Recentemente, due studi randomizzati di fase III riguardanti la chemioterapia adiuvante sono stati completati e un terzo è ancora in corso. Lo studio francese PRODIGE12-ACCORD18 ha confrontato la sola osservazione post-resezione con la terapia adiuvante basata su gemcitabina e oxaliplatino (GEMOX)218: a un follow up

mediano di 46.5 mesi la RFS (relapse-free survival) mediana è stata di 30.4 mesi nel braccio di trattamento con GEMOX verso 18.5 mesi nel braccio di sorveglianza, ma la differenza tra i due trattamenti non è risultata statisticamente significativa (Hazard Ratio 0.88).
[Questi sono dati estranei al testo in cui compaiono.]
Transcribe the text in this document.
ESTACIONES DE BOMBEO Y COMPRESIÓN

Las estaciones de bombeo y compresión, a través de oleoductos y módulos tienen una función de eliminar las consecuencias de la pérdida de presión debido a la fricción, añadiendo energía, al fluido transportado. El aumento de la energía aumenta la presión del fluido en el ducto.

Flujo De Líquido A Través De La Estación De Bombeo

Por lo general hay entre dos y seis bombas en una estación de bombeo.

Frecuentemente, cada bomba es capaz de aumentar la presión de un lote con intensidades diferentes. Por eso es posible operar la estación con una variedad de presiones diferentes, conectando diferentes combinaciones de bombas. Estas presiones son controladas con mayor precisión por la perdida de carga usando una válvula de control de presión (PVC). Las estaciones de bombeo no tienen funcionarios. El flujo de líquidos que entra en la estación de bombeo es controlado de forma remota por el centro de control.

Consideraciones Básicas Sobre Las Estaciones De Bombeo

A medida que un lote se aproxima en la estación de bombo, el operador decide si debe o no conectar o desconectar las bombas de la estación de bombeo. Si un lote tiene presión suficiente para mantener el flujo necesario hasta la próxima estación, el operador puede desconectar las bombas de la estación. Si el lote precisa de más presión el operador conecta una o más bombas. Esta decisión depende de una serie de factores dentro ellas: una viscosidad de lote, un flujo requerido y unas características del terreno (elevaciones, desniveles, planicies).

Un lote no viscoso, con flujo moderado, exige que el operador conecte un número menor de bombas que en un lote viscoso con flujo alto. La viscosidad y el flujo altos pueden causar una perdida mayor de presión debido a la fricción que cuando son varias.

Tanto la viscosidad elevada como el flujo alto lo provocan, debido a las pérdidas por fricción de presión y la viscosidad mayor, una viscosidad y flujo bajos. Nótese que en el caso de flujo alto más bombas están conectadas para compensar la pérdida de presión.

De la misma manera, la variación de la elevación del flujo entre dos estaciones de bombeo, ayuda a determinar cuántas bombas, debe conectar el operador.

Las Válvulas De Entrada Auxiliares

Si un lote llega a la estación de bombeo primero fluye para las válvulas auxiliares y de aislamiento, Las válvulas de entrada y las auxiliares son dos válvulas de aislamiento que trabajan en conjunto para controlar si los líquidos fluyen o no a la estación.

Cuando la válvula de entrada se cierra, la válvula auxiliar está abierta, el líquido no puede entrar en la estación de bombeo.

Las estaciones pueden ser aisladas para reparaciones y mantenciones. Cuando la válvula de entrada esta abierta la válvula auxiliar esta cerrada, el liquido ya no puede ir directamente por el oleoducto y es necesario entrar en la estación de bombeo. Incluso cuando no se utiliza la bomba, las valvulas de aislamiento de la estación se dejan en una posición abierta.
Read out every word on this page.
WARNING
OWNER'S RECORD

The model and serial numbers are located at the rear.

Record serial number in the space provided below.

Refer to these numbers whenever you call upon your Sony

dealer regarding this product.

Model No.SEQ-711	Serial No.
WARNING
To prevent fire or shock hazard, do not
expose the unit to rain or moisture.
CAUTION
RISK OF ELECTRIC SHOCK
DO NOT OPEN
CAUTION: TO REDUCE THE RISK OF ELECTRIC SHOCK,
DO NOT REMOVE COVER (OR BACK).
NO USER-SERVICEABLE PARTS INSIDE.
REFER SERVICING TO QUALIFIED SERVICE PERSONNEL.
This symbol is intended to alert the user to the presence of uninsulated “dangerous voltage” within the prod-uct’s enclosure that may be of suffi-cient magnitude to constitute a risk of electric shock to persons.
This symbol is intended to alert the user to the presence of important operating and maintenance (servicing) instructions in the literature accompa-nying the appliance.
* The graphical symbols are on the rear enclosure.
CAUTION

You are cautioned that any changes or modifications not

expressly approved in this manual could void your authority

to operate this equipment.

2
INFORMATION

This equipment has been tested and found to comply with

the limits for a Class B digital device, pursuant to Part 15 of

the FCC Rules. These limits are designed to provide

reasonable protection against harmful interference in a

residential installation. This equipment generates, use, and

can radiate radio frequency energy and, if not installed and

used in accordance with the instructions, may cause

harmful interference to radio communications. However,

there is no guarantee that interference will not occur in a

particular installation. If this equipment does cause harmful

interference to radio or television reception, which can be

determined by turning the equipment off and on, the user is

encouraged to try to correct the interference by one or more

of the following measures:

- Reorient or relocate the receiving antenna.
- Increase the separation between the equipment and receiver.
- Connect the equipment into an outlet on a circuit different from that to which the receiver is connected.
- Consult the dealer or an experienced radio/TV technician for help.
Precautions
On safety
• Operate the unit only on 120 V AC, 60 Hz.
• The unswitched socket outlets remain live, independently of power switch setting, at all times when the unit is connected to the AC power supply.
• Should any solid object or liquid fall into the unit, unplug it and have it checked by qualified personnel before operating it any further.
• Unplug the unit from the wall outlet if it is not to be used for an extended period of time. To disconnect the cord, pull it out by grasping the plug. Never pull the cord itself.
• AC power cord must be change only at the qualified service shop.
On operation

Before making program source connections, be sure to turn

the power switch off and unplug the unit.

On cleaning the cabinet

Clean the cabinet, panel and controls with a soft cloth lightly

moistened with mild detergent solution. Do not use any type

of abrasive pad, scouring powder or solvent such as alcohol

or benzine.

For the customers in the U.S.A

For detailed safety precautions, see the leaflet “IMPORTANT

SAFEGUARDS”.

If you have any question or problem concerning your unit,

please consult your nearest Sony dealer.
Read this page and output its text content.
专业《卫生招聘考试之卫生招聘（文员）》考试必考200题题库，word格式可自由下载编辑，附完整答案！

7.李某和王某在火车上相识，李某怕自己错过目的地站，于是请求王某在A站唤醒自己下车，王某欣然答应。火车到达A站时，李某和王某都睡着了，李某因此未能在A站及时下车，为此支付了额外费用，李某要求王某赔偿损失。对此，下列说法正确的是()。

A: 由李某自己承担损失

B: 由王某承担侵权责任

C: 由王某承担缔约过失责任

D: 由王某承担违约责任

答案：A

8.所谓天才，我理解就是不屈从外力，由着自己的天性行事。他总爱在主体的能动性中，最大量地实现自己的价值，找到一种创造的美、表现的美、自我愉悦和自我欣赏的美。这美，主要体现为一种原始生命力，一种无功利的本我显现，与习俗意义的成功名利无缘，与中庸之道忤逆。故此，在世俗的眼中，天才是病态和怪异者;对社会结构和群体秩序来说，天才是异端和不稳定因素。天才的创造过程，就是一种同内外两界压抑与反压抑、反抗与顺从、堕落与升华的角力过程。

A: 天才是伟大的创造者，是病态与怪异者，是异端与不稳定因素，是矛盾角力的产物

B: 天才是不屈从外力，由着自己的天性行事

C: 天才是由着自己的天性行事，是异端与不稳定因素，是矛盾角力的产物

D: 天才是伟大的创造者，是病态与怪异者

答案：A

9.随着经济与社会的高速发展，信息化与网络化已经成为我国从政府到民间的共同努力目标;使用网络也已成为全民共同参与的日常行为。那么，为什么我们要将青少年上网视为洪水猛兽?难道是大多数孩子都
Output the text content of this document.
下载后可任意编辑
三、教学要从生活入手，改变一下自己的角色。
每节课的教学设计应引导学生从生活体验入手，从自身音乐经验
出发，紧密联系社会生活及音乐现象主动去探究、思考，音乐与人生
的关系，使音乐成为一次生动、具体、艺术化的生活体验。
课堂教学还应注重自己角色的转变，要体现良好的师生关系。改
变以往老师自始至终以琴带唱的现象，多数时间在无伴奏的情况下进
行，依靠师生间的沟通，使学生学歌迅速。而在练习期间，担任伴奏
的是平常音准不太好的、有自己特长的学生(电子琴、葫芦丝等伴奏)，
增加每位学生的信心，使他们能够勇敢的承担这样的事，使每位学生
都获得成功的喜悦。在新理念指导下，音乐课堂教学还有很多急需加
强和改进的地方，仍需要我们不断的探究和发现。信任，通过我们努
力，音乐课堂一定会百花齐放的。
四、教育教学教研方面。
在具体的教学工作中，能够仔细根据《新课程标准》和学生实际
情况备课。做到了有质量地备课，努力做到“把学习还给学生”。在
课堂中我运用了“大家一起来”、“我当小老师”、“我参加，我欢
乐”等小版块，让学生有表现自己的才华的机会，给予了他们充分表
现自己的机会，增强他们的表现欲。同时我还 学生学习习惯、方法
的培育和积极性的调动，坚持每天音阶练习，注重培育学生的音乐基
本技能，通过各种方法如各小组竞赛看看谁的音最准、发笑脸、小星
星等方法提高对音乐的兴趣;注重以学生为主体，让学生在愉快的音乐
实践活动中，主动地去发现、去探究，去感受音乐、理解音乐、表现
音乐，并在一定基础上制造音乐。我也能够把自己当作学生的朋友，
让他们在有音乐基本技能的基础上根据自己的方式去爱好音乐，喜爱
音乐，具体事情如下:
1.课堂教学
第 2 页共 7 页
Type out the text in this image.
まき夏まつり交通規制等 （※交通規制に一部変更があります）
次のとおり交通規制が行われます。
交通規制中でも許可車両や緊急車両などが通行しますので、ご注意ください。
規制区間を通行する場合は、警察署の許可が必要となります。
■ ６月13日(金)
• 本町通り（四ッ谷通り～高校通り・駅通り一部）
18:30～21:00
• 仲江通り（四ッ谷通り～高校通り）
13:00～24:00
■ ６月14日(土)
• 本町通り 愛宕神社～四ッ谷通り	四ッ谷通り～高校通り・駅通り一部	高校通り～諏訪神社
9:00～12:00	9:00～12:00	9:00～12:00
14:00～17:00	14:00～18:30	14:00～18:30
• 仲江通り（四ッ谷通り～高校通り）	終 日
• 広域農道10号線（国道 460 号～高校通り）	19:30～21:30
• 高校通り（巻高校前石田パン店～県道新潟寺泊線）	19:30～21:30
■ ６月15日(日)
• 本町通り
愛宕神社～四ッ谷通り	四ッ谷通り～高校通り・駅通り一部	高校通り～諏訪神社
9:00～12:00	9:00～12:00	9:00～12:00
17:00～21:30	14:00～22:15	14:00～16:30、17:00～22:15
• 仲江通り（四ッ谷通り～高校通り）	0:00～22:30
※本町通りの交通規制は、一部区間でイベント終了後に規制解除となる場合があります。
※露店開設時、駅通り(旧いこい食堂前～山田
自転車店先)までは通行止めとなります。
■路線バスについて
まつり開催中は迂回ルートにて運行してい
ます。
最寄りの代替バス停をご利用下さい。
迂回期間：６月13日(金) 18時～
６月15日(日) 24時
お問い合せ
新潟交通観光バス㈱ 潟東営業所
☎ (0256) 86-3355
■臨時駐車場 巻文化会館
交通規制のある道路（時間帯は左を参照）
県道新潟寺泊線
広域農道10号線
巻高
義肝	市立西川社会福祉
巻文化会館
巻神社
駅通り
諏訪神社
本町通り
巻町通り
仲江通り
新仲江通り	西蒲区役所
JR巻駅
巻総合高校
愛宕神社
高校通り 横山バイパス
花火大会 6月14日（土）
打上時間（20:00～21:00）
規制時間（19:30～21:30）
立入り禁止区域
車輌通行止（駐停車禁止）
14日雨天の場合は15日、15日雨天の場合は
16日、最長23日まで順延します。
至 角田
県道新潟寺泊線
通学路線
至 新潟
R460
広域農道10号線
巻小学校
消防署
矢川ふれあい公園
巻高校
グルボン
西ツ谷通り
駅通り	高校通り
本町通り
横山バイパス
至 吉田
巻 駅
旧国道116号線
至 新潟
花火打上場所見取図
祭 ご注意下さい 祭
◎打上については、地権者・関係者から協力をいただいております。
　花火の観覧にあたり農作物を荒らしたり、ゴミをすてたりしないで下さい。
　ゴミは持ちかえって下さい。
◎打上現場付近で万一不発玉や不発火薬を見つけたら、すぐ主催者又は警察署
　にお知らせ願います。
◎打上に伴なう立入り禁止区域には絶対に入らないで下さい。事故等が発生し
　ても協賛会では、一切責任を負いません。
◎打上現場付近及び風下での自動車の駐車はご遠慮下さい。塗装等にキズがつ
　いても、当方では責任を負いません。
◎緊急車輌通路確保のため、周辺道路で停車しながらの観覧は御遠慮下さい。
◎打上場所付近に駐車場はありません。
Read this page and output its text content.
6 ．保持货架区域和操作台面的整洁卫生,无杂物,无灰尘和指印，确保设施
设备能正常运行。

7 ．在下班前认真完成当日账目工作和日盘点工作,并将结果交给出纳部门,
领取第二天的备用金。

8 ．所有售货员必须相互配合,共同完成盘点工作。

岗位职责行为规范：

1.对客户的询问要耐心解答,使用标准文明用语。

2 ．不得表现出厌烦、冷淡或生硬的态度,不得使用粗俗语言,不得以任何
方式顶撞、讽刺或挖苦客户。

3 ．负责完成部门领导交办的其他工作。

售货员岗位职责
L’evidenza principale a sostegno di un trattamento chemioterapico adiuvante è rappresentata dallo studio BILCAP, uno studio di fase III randomizzato di confronto tra capecitabina (1250 mg/m2 due volte al giorno) per 8 cicli e osservazione condotto in 447 pazienti con colangiocarcinoma o carcinoma della colecisti sottoposti a resezione macroscopicamente completa144; di questi 223 sono stati trattati con capecitabina e 224 con sola osservazione249. Questo studio ha messo in evidenza un miglioramento in termini di OS dai 36 mesi della sola osservazione ai 53 mesi nei pazienti trattanti con capecitabina219, in più si assiste anche a un miglioramento della sopravvivenza media libera da recidiva (RFS, Relapse Free Survival) di 24.4 mesi nei pazienti trattati con capecitabina rispetto ai 17.5 nel gruppo osservazionale. Gli eventi avversi chiaramente sono stati osservati soltanto nel braccio trattato: 94 pazienti (44%) ha sviluppato reazioni avverse di grado 3, le più frequenti la sindrome mano-piede (20%), diarrea (8%) e astenia (8%)249. È ancora in corso lo studio ACTICCA-1 che probabilmente aggiungerà nuovi spunti al trattamento adiuvante; questo trial include pazienti con CCA o carcinoma della colecisti resecati e va a confrontare il trattamento a base di gemcitabina e cisplatino (GEMCIS) per 24 settimane con la sola osservazione218. In conclusione, grazie ai recenti risultati dello studio BILCAP, il trattamento adiuvante con capecitabina viene proposto come standard di terapia nei pazienti con neoplasie delle vie biliari sottoposti ad intervento di resezione.